A mature digital marketing strategy is about more than introducing a few hot applications - it means using technology to facilitate changes in how a company operates, both internally and externally.
It means shaping new relationships between IT and business to drive a transformation of management processes. The result is an organisation that can build on previous initiatives and maintain competitive advantage.
"Some companies are what we call the 'Digirati'. They have the digital maturity not only to build digital innovations, but also to drive enterprise-wide transformation. And they benefit from their actions. Digirati have significantly higher financial performance than their less digitally-mature competitors." - CapGemini
But as any parent of a teenager knows, thinking you're mature doesn't necessarily mean you are. So how can you tell whether you're digitally mature - or just playing with a few new toys?
1. Look at the technology you're using
Look objectively at your marketing software and CRM package: are they really best in breed? Are you taking advantage of all the latest developments, such as social media management tools and web analytics? And are you using them to the best advantage?

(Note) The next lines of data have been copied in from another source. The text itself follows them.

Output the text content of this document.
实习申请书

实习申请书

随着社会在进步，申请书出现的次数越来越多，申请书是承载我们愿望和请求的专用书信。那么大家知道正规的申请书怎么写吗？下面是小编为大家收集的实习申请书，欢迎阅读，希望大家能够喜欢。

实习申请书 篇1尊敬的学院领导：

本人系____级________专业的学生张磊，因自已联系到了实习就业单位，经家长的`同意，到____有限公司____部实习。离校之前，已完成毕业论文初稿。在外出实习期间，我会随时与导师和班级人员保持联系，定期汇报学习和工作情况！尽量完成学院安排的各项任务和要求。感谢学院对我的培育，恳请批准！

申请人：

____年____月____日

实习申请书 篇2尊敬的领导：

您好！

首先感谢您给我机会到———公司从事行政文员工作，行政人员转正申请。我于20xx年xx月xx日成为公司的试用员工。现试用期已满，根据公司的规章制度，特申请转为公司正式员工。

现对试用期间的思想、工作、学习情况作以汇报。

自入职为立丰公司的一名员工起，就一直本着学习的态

2. Measure the quality of your data
Just as important, though, is the quality of your marketing data. Prospect data can be notoriously unreliable, particularly when lists have been bought in. Meanwhile, customer data quickly becomes out of date. A truly digitally mature company constantly reassesses, refines and updates their data to make sure it can be used to best advantage at every stage, from lead generation to customer retention.
3. Conduct a skills audit
Technology is only ever as good as the people that are using it. Conducting a thorough skills audit - or asking a specialist to do it for you - may well reveal that operational staff are failing to follow through on the organisation’s aims. In the case of social media marketing, is the team really targeting the right communities? Is it managing, scoring and measuring leads effectively? And is it sharing its insights with other teams?
4. Examine your processes
Mapping out a clear customer journey is the cornerstone of a mature digital strategy. You need to understand and leverage the path taken by your prospects, from their first engagement with your organisation to - hopefully - becoming a satisfied buyer. Off the back of this, you should examine your processes for lead generation - are they based on a reliable methodology? Ask how effectively campaigns are being monitored and measured, and how the results are reported back.

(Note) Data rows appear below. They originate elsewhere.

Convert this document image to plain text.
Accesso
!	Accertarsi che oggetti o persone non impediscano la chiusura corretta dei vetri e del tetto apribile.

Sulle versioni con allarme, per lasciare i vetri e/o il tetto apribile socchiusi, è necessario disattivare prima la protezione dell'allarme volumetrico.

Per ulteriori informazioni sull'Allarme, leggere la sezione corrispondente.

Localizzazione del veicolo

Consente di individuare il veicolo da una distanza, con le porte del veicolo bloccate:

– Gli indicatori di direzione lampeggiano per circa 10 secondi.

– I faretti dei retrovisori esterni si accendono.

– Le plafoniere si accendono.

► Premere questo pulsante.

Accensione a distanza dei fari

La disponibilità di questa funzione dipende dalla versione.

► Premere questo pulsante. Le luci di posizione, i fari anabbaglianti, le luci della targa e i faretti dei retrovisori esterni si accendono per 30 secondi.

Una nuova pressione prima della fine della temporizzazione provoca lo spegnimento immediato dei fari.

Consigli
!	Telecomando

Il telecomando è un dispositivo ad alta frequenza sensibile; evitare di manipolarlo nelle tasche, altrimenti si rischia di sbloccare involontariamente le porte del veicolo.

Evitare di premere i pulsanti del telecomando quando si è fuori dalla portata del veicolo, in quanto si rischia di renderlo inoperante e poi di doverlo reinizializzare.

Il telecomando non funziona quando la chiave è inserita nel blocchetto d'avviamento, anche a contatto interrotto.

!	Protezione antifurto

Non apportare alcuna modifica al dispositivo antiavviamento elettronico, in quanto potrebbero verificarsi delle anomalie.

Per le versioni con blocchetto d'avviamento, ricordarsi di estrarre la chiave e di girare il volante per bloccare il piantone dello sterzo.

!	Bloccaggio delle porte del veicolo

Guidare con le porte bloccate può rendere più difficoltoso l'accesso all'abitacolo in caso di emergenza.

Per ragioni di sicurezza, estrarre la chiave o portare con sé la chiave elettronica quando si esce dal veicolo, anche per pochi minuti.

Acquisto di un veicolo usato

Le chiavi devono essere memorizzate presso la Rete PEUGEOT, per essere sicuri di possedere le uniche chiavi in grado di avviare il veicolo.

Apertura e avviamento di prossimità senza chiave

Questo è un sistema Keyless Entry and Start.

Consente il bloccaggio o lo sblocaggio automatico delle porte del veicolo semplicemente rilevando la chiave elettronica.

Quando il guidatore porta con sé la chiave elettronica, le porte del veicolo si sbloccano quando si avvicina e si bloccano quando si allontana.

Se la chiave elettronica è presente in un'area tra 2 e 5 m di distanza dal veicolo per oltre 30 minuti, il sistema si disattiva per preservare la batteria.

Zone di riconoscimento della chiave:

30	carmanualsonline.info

5. Evaluate your digital assets
How good is your website content? Is it informative, clearly written and easy to find through the effective use of SEO? The same criteria apply, too, to other material such as white papers and eGuides. There should be a consistency of style and content, with activities fully aligned with the sales and marketing process.
6. And look at your results
It doesn't matter how much traffic you generate if you fail to turn it into sales. Analyse your visitors’ digital behaviour through and use this information to hone in on the most appropriate metrics, tools and improvement processes for your business.